A two-week quarantine would therefore leave less than a week until the planned start of the Australian Open on January 18.

It had been expected that players would be allowed to train during that fortnight but not compete in tournaments, a stance that Djokovic is hoping will be relaxed.

The reigning champion said: "I'm planning to play Australian Open for sure. I would like to go there and I'm ready to quarantine for two weeks and whatever is necessary for me to be able to play.

"I hope that there is going to be support and understanding from the Victorian and Australian government for the players and for Tennis Australia and that they will allow players to compete in the second week of quarantine.
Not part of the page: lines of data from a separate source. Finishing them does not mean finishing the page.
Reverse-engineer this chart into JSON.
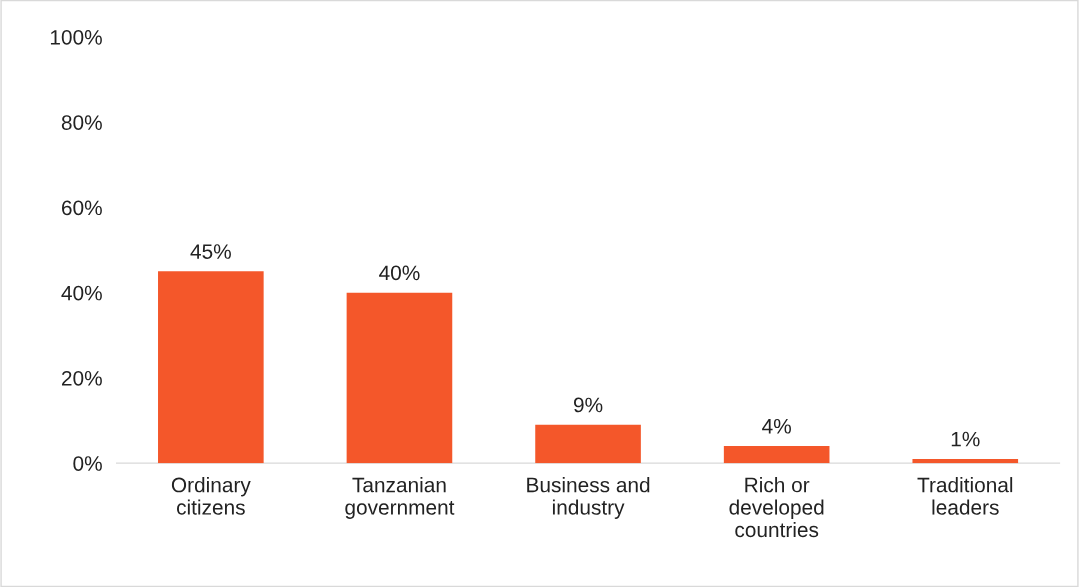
{
  "chart_data": {
    "type": "bar",
    "categories": [
      "Ordinary\ncitizens",
      "Tanzanian\ngovernment",
      "Business and\nindustry",
      "Rich or\ndeveloped\ncountries",
      "Traditional\nleaders"
    ],
    "values": [
      45,
      40,
      9,
      4,
      1
    ],
    "color": "#f4572a",
    "value_labels": [
      "45%",
      "40%",
      "9%",
      "4%",
      "1%"
    ],
    "ylim": [
      0,
      100
    ],
    "yticks": [
      {
        "value": 0,
        "label": "0%"
      },
      {
        "value": 20,
        "label": "20%"
      },
      {
        "value": 40,
        "label": "40%"
      },
      {
        "value": 60,
        "label": "60%"
      },
      {
        "value": 80,
        "label": "80%"
      },
      {
        "value": 100,
        "label": "100%"
      }
    ],
    "grid": false
  }
}
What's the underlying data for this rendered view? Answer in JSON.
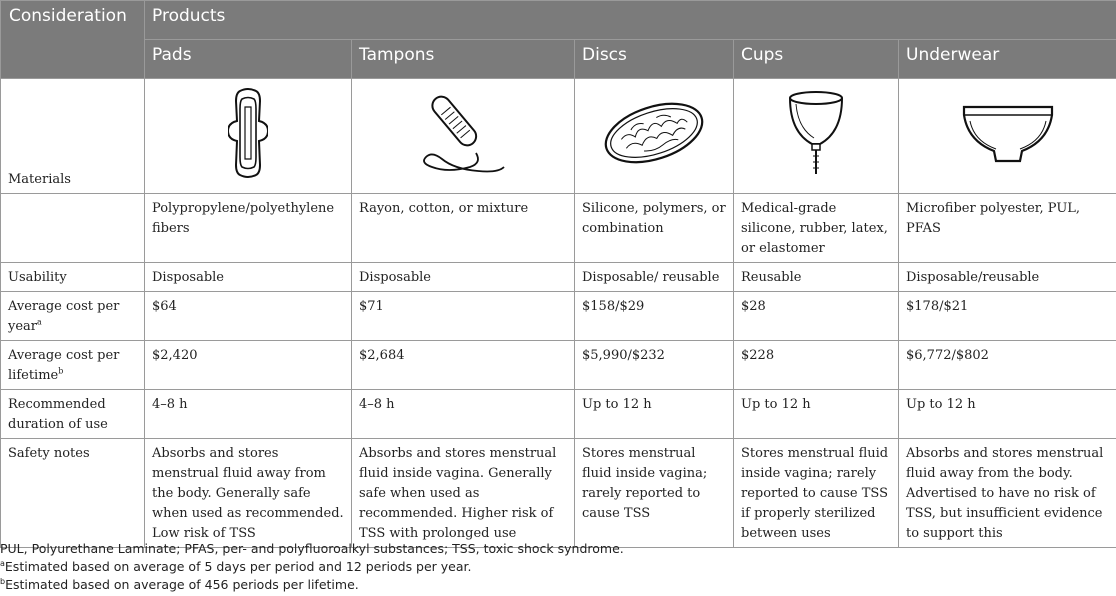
{
  "header": {
    "consideration": "Consideration",
    "products_label": "Products",
    "columns": [
      "Pads",
      "Tampons",
      "Discs",
      "Cups",
      "Underwear"
    ]
  },
  "image_row": {
    "label": "Materials",
    "icons": [
      "pad-icon",
      "tampon-icon",
      "disc-icon",
      "cup-icon",
      "underwear-icon"
    ]
  },
  "materials": [
    "Polypropylene/polyethylene fibers",
    "Rayon, cotton, or mixture",
    "Silicone, polymers, or combination",
    "Medical-grade silicone, rubber, latex, or elastomer",
    "Microfiber polyester, PUL, PFAS"
  ],
  "usability": {
    "label": "Usability",
    "values": [
      "Disposable",
      "Disposable",
      "Disposable/ reusable",
      "Reusable",
      "Disposable/reusable"
    ]
  },
  "cost_year": {
    "label": "Average cost per year",
    "sup": "a",
    "values": [
      "$64",
      "$71",
      "$158/$29",
      "$28",
      "$178/$21"
    ]
  },
  "cost_lifetime": {
    "label": "Average cost per lifetime",
    "sup": "b",
    "values": [
      "$2,420",
      "$2,684",
      "$5,990/$232",
      "$228",
      "$6,772/$802"
    ]
  },
  "duration": {
    "label": "Recommended duration of use",
    "values": [
      "4–8 h",
      "4–8 h",
      "Up to 12 h",
      "Up to 12 h",
      "Up to 12 h"
    ]
  },
  "safety": {
    "label": "Safety notes",
    "values": [
      "Absorbs and stores menstrual fluid away from the body. Generally safe when used as recommended. Low risk of TSS",
      "Absorbs and stores menstrual fluid inside vagina. Generally safe when used as recommended. Higher risk of TSS with prolonged use",
      "Stores menstrual fluid inside vagina; rarely reported to cause TSS",
      "Stores menstrual fluid inside vagina; rarely reported to cause TSS if properly sterilized between uses",
      "Absorbs and stores menstrual fluid away from the body. Advertised to have no risk of TSS, but insufficient evidence to support this"
    ]
  },
  "footnotes": {
    "abbrev": "PUL, Polyurethane Laminate; PFAS, per- and polyfluoroalkyl substances; TSS, toxic shock syndrome.",
    "a_mark": "a",
    "a_text": "Estimated based on average of 5 days per period and 12 periods per year.",
    "b_mark": "b",
    "b_text": "Estimated based on average of 456 periods per lifetime."
  }
}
"Hopefully that's going to help tremendously with the calendar and everything, and you won't be then losing a week.

"You will be able to have at least a tournament or two prior to the Australian Open, which for the majority of the players is important."

Zverev understands Australia’s caution

World No.7 Alexander Zverev said: "If we can't even practice for 14 days and then we have to go out and play the Australian Open, it's a lottery.

"I hope we do find a way to be able to play one or two weeks before the Australian Open but in general I just hope the Australian Open happens because right now everything is so unsure.

"Credit to Tennis Australia and to Craig Tiley, I think they're trying the best they can. I think the Australian government is being very cautious.

"If 3000 people all of a sudden arrive in Australia, there will be cases, there is no about it."